With snowmelt from a late, wet winter overfilling many rivers and creeks in the Rockies I was forced to reroute from the traditional singletrack start in Banff and instead picked up route after cresting the pass to Spray Lakes out of Canmore. From there it was 50 miles of well-maintained dirt road through the beautiful Spray valley up and over the first Divide crossing at Elk Pass into British Columbia.
A day along the Elk River and a short stretch of pavement through the town of Sparwood brought me to the slopes of Flathead Pass, a gateway to the type of remote backcountry riding I’d been dreaming of. With nearly 100 miles of uninhabited dirt road spanning the Flathead and Wigwam River valleys to the border of Montana, this three-day stretch will go down as a highlight.
Not so much live but here’s a little video sample/test post of what I’ve been riding for the past week, from Banff, Alberta south, through the Kananaskis Valley into British Columbia’s Flathead and Wigwam River valleys before descending Galton Pass back into the US of A.

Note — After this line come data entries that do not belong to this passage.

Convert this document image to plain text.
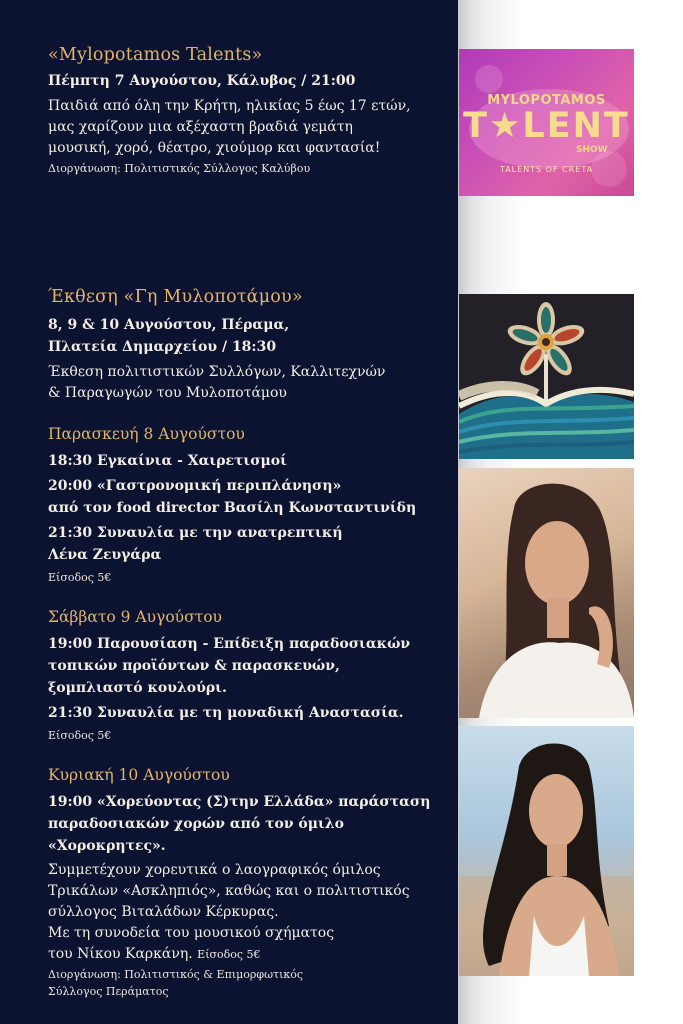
«Mylopotamos Talents»

Πέμπτη 7 Αυγούστου, Κάλυβος / 21:00

Παιδιά από όλη την Κρήτη, ηλικίας 5 έως 17 ετών,

μας χαρίζουν μια αξέχαστη βραδιά γεμάτη

μουσική, χορό, θέατρο, χιούμορ και φαντασία!

Διοργάνωση: Πολιτιστικός Σύλλογος Καλύβου

Έκθεση «Γη Μυλοποτάμου»

8, 9 & 10 Αυγούστου, Πέραμα,

Πλατεία Δημαρχείου / 18:30

Έκθεση πολιτιστικών Συλλόγων, Καλλιτεχνών

& Παραγωγών του Μυλοποτάμου

Παρασκευή 8 Αυγούστου

18:30 Εγκαίνια - Χαιρετισμοί

20:00 «Γαστρονομική περιπλάνηση»

από τον food director Βασίλη Κωνσταντινίδη

21:30 Συναυλία με την ανατρεπτική

Λένα Ζευγάρα

Είσοδος 5€

Σάββατο 9 Αυγούστου

19:00 Παρουσίαση - Επίδειξη παραδοσιακών

τοπικών προϊόντων & παρασκευών,

ξομπλιαστό κουλούρι.

21:30 Συναυλία με τη μοναδική Αναστασία.

Είσοδος 5€

Κυριακή 10 Αυγούστου

19:00 «Χορεύοντας (Σ)την Ελλάδα» παράσταση

παραδοσιακών χορών από τον όμιλο «Χοροκρητες».

Συμμετέχουν χορευτικά ο λαογραφικός όμιλος

Τρικάλων «Ασκληπιός», καθώς και ο πολιτιστικός

σύλλογος Βιταλάδων Κέρκυρας.

Με τη συνοδεία του μουσικού σχήματος

του Νίκου Καρκάνη. Είσοδος 5€

Διοργάνωση: Πολιτιστικός & Επιμορφωτικός

Σύλλογος Περάματος

MYLOPOTAMOS
T★LENT
SHOW
TALENTS OF CRETA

I have a full post on the way, highlighting my first week on the Great Divide Mountain Bike Route. So far the riding has been a spectacular mix of fire roads through quiet river valleys and over mountainous passes with the occasional stretch of singletrack, and a vertical, muddy, 1/2-mile hike-a-bike thrown in for good measure. I’ve been blown away by the quality of riding and hear it only gets better!